Alright, I have a homework problem which I have researched, read up on and I (think) solved. I just need someone to either confirm my answer (and re-affirm my knowledge) or explain why I am wrong.
Here is the question:
- Is $\{(x,y) | |x|=|y|\}$ an equivalence relation on $\Bbb{Z}$?
I believe this is true. I created a sample relation (is this the correct term?) consisting of $\{(3,3),(2,2),(1,1),(1,1),(1,1)\}$ just to help my visualize the question.
From what I understand, and what I can see in my example, the proposed realation is Reflexive, Symmetric, and Transative. Am I correct?
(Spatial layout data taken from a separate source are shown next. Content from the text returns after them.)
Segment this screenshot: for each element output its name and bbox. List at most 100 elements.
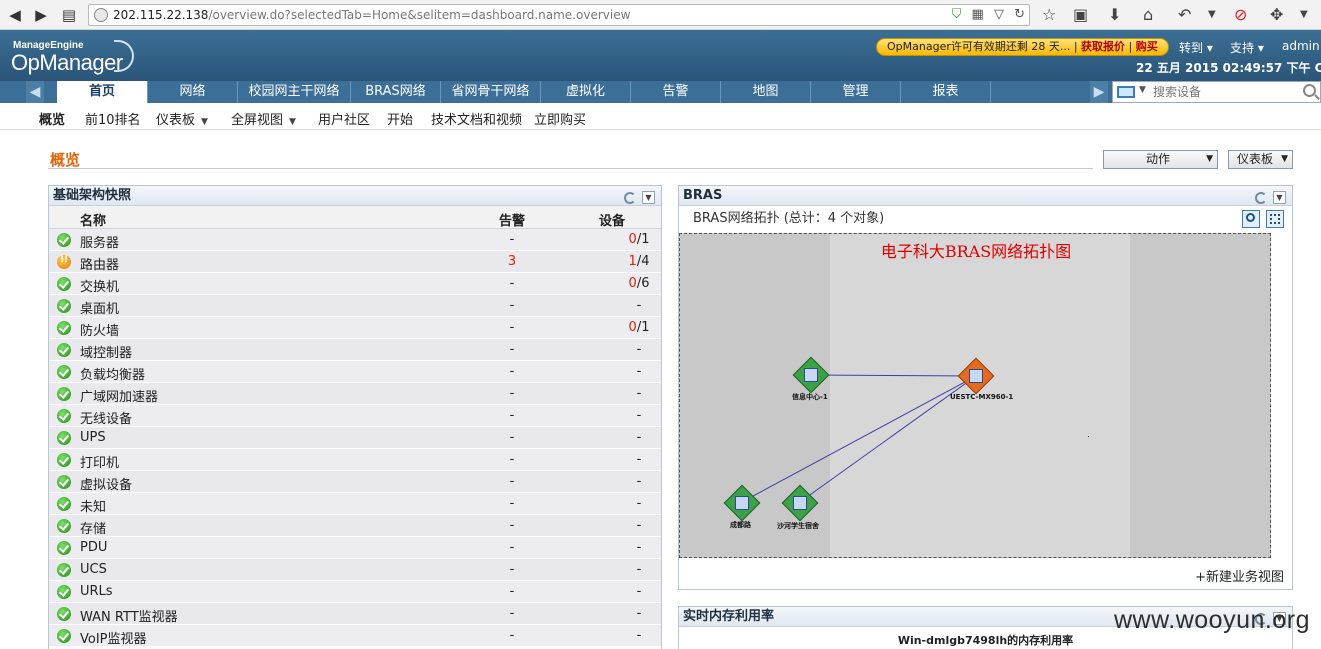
nav-scroll-left-icon[interactable]: ◀ [26, 81, 44, 103]
alarm-count[interactable]: - [489, 386, 535, 401]
device-search-input[interactable] [1153, 84, 1298, 100]
device-count[interactable]: - [609, 342, 669, 357]
tab-campus-backbone[interactable]: 校园网主干网络 [237, 81, 350, 103]
category-name[interactable]: PDU [80, 540, 107, 555]
subnav-dashboard[interactable]: 仪表板 ▼ [156, 109, 208, 128]
device-count[interactable]: 0/1 [609, 232, 669, 247]
category-name[interactable]: 路由器 [80, 254, 119, 273]
device-count[interactable]: 1/4 [609, 254, 669, 269]
device-count[interactable]: - [609, 518, 669, 533]
alarm-count[interactable]: - [489, 496, 535, 511]
get-quote-link[interactable]: 获取报价 [1081, 40, 1125, 53]
table-row[interactable]: 防火墙 -0/1 [49, 317, 661, 339]
support-menu[interactable]: 支持 ▾ [1230, 39, 1264, 56]
category-name[interactable]: 无线设备 [80, 408, 132, 427]
alarm-count[interactable]: - [489, 342, 535, 357]
nav-scroll-right-icon[interactable]: ▶ [1090, 81, 1108, 103]
undo-icon[interactable]: ↶ [1178, 4, 1191, 26]
dropdown-icon[interactable]: ▽ [994, 7, 1004, 22]
brand-logo[interactable]: OpManager [11, 50, 123, 76]
category-name[interactable]: WAN RTT监视器 [80, 606, 178, 625]
category-name[interactable]: 虚拟设备 [80, 474, 132, 493]
category-name[interactable]: 桌面机 [80, 298, 119, 317]
fullscreen-icon[interactable] [1266, 210, 1284, 228]
category-name[interactable]: 域控制器 [80, 342, 132, 361]
alarm-count[interactable]: - [489, 320, 535, 335]
table-row[interactable]: VoIP监视器 - - [49, 625, 661, 647]
new-business-view-link[interactable]: +新建业务视图 [1195, 566, 1284, 585]
tab-home[interactable]: 首页 [57, 81, 147, 104]
table-row[interactable]: URLs - - [49, 581, 661, 603]
device-count[interactable]: - [609, 430, 669, 445]
category-name[interactable]: 服务器 [80, 232, 119, 251]
device-count[interactable]: - [609, 364, 669, 379]
subnav-overview[interactable]: 概览 [39, 109, 65, 128]
buy-link[interactable]: 购买 [1136, 40, 1158, 53]
alarm-count[interactable]: - [489, 408, 535, 423]
alarm-count[interactable]: - [489, 298, 535, 313]
folder-icon[interactable]: ▤ [58, 4, 80, 26]
alarm-count[interactable]: - [489, 276, 535, 291]
device-count[interactable]: - [609, 474, 669, 489]
alarm-count[interactable]: - [489, 232, 535, 247]
table-row[interactable]: 桌面机 - - [49, 295, 661, 317]
table-row[interactable]: 域控制器 - - [49, 339, 661, 361]
device-count[interactable]: - [609, 628, 669, 643]
menu-dropdown-icon[interactable]: ▼ [1300, 4, 1308, 26]
dashboard-select[interactable]: 仪表板 ▼ [1228, 150, 1293, 169]
category-name[interactable]: VoIP监视器 [80, 628, 147, 647]
tab-reports[interactable]: 报表 [900, 81, 990, 103]
subnav-top10[interactable]: 前10排名 [85, 109, 141, 128]
device-count[interactable]: - [609, 562, 669, 577]
table-row[interactable]: 无线设备 - - [49, 405, 661, 427]
tab-bras[interactable]: BRAS网络 [350, 81, 440, 103]
tab-maps[interactable]: 地图 [720, 81, 810, 103]
category-name[interactable]: 存储 [80, 518, 106, 537]
device-count[interactable]: - [609, 606, 669, 621]
subnav-community[interactable]: 用户社区 [318, 109, 370, 128]
tab-network[interactable]: 网络 [147, 81, 237, 103]
category-name[interactable]: 打印机 [80, 452, 119, 471]
device-count[interactable]: - [609, 496, 669, 511]
table-row[interactable]: 虚拟设备 - - [49, 471, 661, 493]
category-name[interactable]: UPS [80, 430, 106, 445]
device-count[interactable]: - [609, 408, 669, 423]
alarm-count[interactable]: - [489, 518, 535, 533]
table-row[interactable]: 未知 - - [49, 493, 661, 515]
category-name[interactable]: 交换机 [80, 276, 119, 295]
tab-province-backbone[interactable]: 省网骨干网络 [440, 81, 540, 103]
category-name[interactable]: URLs [80, 584, 113, 599]
table-row[interactable]: 服务器 -0/1 [49, 229, 661, 251]
qrcode-icon[interactable]: ▦ [972, 7, 984, 22]
table-row[interactable]: UCS - - [49, 559, 661, 581]
back-icon[interactable]: ◀ [4, 4, 26, 26]
star-icon[interactable]: ☆ [1042, 4, 1056, 26]
panel-menu-icon[interactable]: ▼ [1273, 191, 1286, 204]
table-row[interactable]: 路由器31/4 [49, 251, 661, 273]
forward-icon[interactable]: ▶ [30, 4, 52, 26]
refresh-icon[interactable] [1255, 191, 1267, 204]
alarm-count[interactable]: - [489, 474, 535, 489]
device-count[interactable]: 0/1 [609, 320, 669, 335]
reload-icon[interactable]: ↻ [1014, 7, 1025, 22]
goto-menu[interactable]: 转到 ▾ [1179, 39, 1213, 56]
table-row[interactable]: 交换机 -0/6 [49, 273, 661, 295]
category-name[interactable]: 负载均衡器 [80, 364, 145, 383]
home-icon[interactable]: ⌂ [1143, 4, 1153, 26]
alarm-count[interactable]: - [489, 364, 535, 379]
alarm-count[interactable]: - [489, 430, 535, 445]
category-name[interactable]: 未知 [80, 496, 106, 515]
subnav-buy-now[interactable]: 立即购买 [534, 109, 586, 128]
device-count[interactable]: 0/6 [609, 276, 669, 291]
table-row[interactable]: 广域网加速器 - - [49, 383, 661, 405]
refresh-icon[interactable] [624, 191, 636, 204]
alarm-count[interactable]: - [489, 562, 535, 577]
search-type-dropdown-icon[interactable]: ▼ [1139, 85, 1146, 95]
table-row[interactable]: UPS - - [49, 427, 661, 449]
table-row[interactable]: PDU - - [49, 537, 661, 559]
zoom-in-icon[interactable] [1241, 210, 1260, 228]
license-banner[interactable]: OpManager许可有效期还剩 28 天... | 获取报价 | 购买 [876, 38, 1169, 56]
table-row[interactable]: WAN RTT监视器 - - [49, 603, 661, 625]
alarm-count[interactable]: - [489, 584, 535, 599]
block-icon[interactable]: ⊘ [1234, 4, 1247, 26]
Here is a nice way to proceed - one that works quite generally. Notice that $\rm\,x\sim y\,$ iff $\rm\,x\,$ and $\rm\,y\,$ have equal $ $ magnitude: $\rm\ \ x\sim y {\overset{\ def}{\color{#c00}\iff}} f(x) = f(y)\ $ for $\rm\:f(x) = \rm\,|x|.$
Now it is straightforward to prove that any relation of the above form is an equivalence relation.
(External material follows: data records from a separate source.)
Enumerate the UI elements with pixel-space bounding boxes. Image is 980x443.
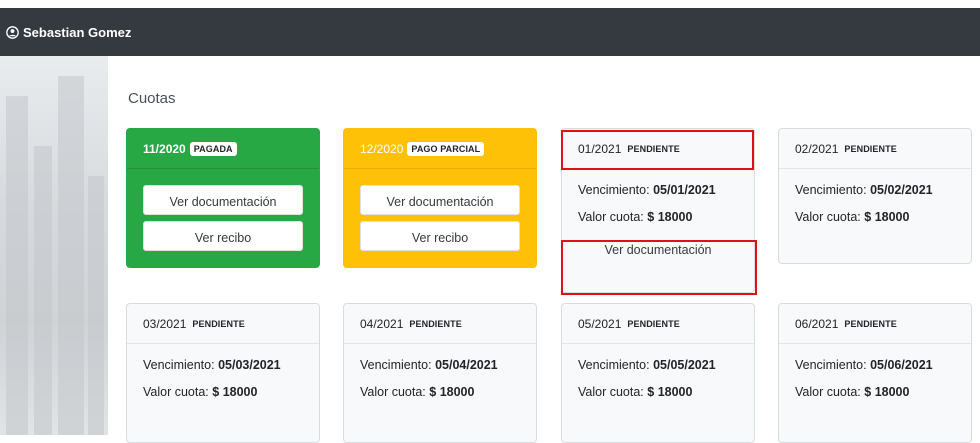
valor-cuota-value: $ 18000 bbox=[647, 385, 693, 399]
main-content: Cuotas 11/2020 PAGADA Ver documentación … bbox=[108, 56, 980, 443]
vencimiento-value: 05/06/2021 bbox=[870, 358, 933, 372]
vencimiento-value: 05/02/2021 bbox=[870, 183, 933, 197]
vencimiento-value: 05/01/2021 bbox=[653, 183, 716, 197]
valor-cuota-value: $ 18000 bbox=[864, 385, 910, 399]
cuota-card-04-2021: 04/2021 PENDIENTE Vencimiento: 05/04/202… bbox=[343, 303, 537, 443]
cuota-card-06-2021: 06/2021 PENDIENTE Vencimiento: 05/06/202… bbox=[778, 303, 972, 443]
valor-cuota-row: Valor cuota: $ 18000 bbox=[795, 385, 955, 399]
vencimiento-value: 05/04/2021 bbox=[435, 358, 498, 372]
cuota-card-header: 12/2020 PAGO PARCIAL bbox=[344, 129, 536, 169]
valor-cuota-row: Valor cuota: $ 18000 bbox=[578, 385, 738, 399]
cuota-card-05-2021: 05/2021 PENDIENTE Vencimiento: 05/05/202… bbox=[561, 303, 755, 443]
vencimiento-value: 05/05/2021 bbox=[653, 358, 716, 372]
cuota-period: 12/2020 bbox=[360, 141, 404, 156]
valor-cuota-label: Valor cuota: bbox=[360, 385, 426, 399]
vencimiento-label: Vencimiento: bbox=[360, 358, 432, 372]
vencimiento-value: 05/03/2021 bbox=[218, 358, 281, 372]
cuota-card-header: 01/2021 PENDIENTE bbox=[562, 129, 754, 169]
vencimiento-label: Vencimiento: bbox=[795, 183, 867, 197]
cuota-card-header: 11/2020 PAGADA bbox=[127, 129, 319, 169]
valor-cuota-row: Valor cuota: $ 18000 bbox=[143, 385, 303, 399]
vencimiento-row: Vencimiento: 05/05/2021 bbox=[578, 358, 738, 372]
cuota-card-header: 05/2021 PENDIENTE bbox=[562, 304, 754, 344]
vencimiento-row: Vencimiento: 05/01/2021 bbox=[578, 183, 738, 197]
status-badge: PENDIENTE bbox=[409, 318, 462, 329]
user-name: Sebastian Gomez bbox=[23, 24, 132, 40]
status-badge: PENDIENTE bbox=[844, 318, 897, 329]
cuota-period: 06/2021 bbox=[795, 316, 839, 331]
cuota-card-header: 02/2021 PENDIENTE bbox=[779, 129, 971, 169]
user-menu[interactable]: Sebastian Gomez bbox=[6, 25, 131, 40]
ver-recibo-button[interactable]: Ver recibo bbox=[360, 221, 520, 251]
cuota-period: 02/2021 bbox=[795, 141, 839, 156]
cuota-period: 01/2021 bbox=[578, 141, 622, 156]
cuota-card-02-2021: 02/2021 PENDIENTE Vencimiento: 05/02/202… bbox=[778, 128, 972, 264]
valor-cuota-row: Valor cuota: $ 18000 bbox=[795, 210, 955, 224]
valor-cuota-label: Valor cuota: bbox=[578, 385, 644, 399]
ver-recibo-button[interactable]: Ver recibo bbox=[143, 221, 303, 251]
sidebar-background-image bbox=[0, 56, 108, 435]
cuota-period: 03/2021 bbox=[143, 316, 187, 331]
ver-documentacion-button[interactable]: Ver documentación bbox=[143, 185, 303, 215]
ver-documentacion-button[interactable]: Ver documentación bbox=[562, 233, 754, 267]
vencimiento-row: Vencimiento: 05/02/2021 bbox=[795, 183, 955, 197]
valor-cuota-row: Valor cuota: $ 18000 bbox=[578, 210, 738, 224]
status-badge: PENDIENTE bbox=[844, 143, 897, 154]
ver-documentacion-button[interactable]: Ver documentación bbox=[360, 185, 520, 215]
valor-cuota-value: $ 18000 bbox=[864, 210, 910, 224]
cuota-card-header: 04/2021 PENDIENTE bbox=[344, 304, 536, 344]
cuota-card-header: 06/2021 PENDIENTE bbox=[779, 304, 971, 344]
status-badge: PAGO PARCIAL bbox=[407, 141, 485, 156]
cuota-card-header: 03/2021 PENDIENTE bbox=[127, 304, 319, 344]
valor-cuota-value: $ 18000 bbox=[647, 210, 693, 224]
status-badge: PAGADA bbox=[189, 141, 237, 156]
valor-cuota-row: Valor cuota: $ 18000 bbox=[360, 385, 520, 399]
valor-cuota-label: Valor cuota: bbox=[795, 210, 861, 224]
status-badge: PENDIENTE bbox=[192, 318, 245, 329]
top-navbar: Sebastian Gomez bbox=[0, 8, 980, 56]
valor-cuota-label: Valor cuota: bbox=[143, 385, 209, 399]
status-badge: PENDIENTE bbox=[627, 318, 680, 329]
cuota-card-12-2020: 12/2020 PAGO PARCIAL Ver documentación V… bbox=[343, 128, 537, 268]
cuota-period: 04/2021 bbox=[360, 316, 404, 331]
status-badge: PENDIENTE bbox=[627, 143, 680, 154]
cuota-period: 05/2021 bbox=[578, 316, 622, 331]
valor-cuota-label: Valor cuota: bbox=[795, 385, 861, 399]
valor-cuota-label: Valor cuota: bbox=[578, 210, 644, 224]
vencimiento-row: Vencimiento: 05/04/2021 bbox=[360, 358, 520, 372]
cuota-period: 11/2020 bbox=[143, 141, 186, 156]
cuota-card-03-2021: 03/2021 PENDIENTE Vencimiento: 05/03/202… bbox=[126, 303, 320, 443]
vencimiento-row: Vencimiento: 05/06/2021 bbox=[795, 358, 955, 372]
valor-cuota-value: $ 18000 bbox=[212, 385, 258, 399]
cuota-card-01-2021: 01/2021 PENDIENTE Vencimiento: 05/01/202… bbox=[561, 128, 755, 293]
cuota-card-11-2020: 11/2020 PAGADA Ver documentación Ver rec… bbox=[126, 128, 320, 268]
vencimiento-label: Vencimiento: bbox=[143, 358, 215, 372]
vencimiento-label: Vencimiento: bbox=[795, 358, 867, 372]
vencimiento-row: Vencimiento: 05/03/2021 bbox=[143, 358, 303, 372]
vencimiento-label: Vencimiento: bbox=[578, 358, 650, 372]
user-circle-icon bbox=[6, 25, 19, 39]
valor-cuota-value: $ 18000 bbox=[429, 385, 475, 399]
page-title: Cuotas bbox=[128, 90, 176, 107]
vencimiento-label: Vencimiento: bbox=[578, 183, 650, 197]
More generally, suppose $\rm\ u\sim v\ \smash[t]{\overset{\ def}{\color{#c00}\iff}}\, f(u) \approx f(v)\ $ for a function $\rm\,f\,$ and equivalence relation $\,\approx.\, \ $ Then the equivalence relation $\rm\color{#0a0}{properties\ (E)}\,$ of $\,\approx\,$ transport (pullback) to $\,\sim\,$ along $\rm\,f$ as follows
reflexive $\rm\quad\ \color{#0a0}{(E)}\Rightarrow f(v) \approx f(v)\:\color{#c00}\Rightarrow\:v\sim v$
symmetric $\rm\,\ u\sim v\:\color{#c00}\Rightarrow\ f(u) \approx f(v)\:\color{#0a0}{\overset{(E)}\Rightarrow}\:f(v)\approx f(u)\:\color{#c00}\Rightarrow\:v\sim u$
transitive $\rm\ \ \ u\sim v,\, v\sim w\:\color{#c00}\Rightarrow\: f(u)\approx f(v),\,f(v)\approx f(w)\:\color{#0a0}{\overset{(E)}\Rightarrow}\:f(u)\approx f(w)\:\color{#c00}\Rightarrow u\sim w$
Such relations are called (equivalence) kernels. One calls $\, \sim\,$ the $\,(\approx)\,$ kernel of $\rm\,f.$
Yours is the special case when $\,\approx\,$ is the equivalence relation of equality.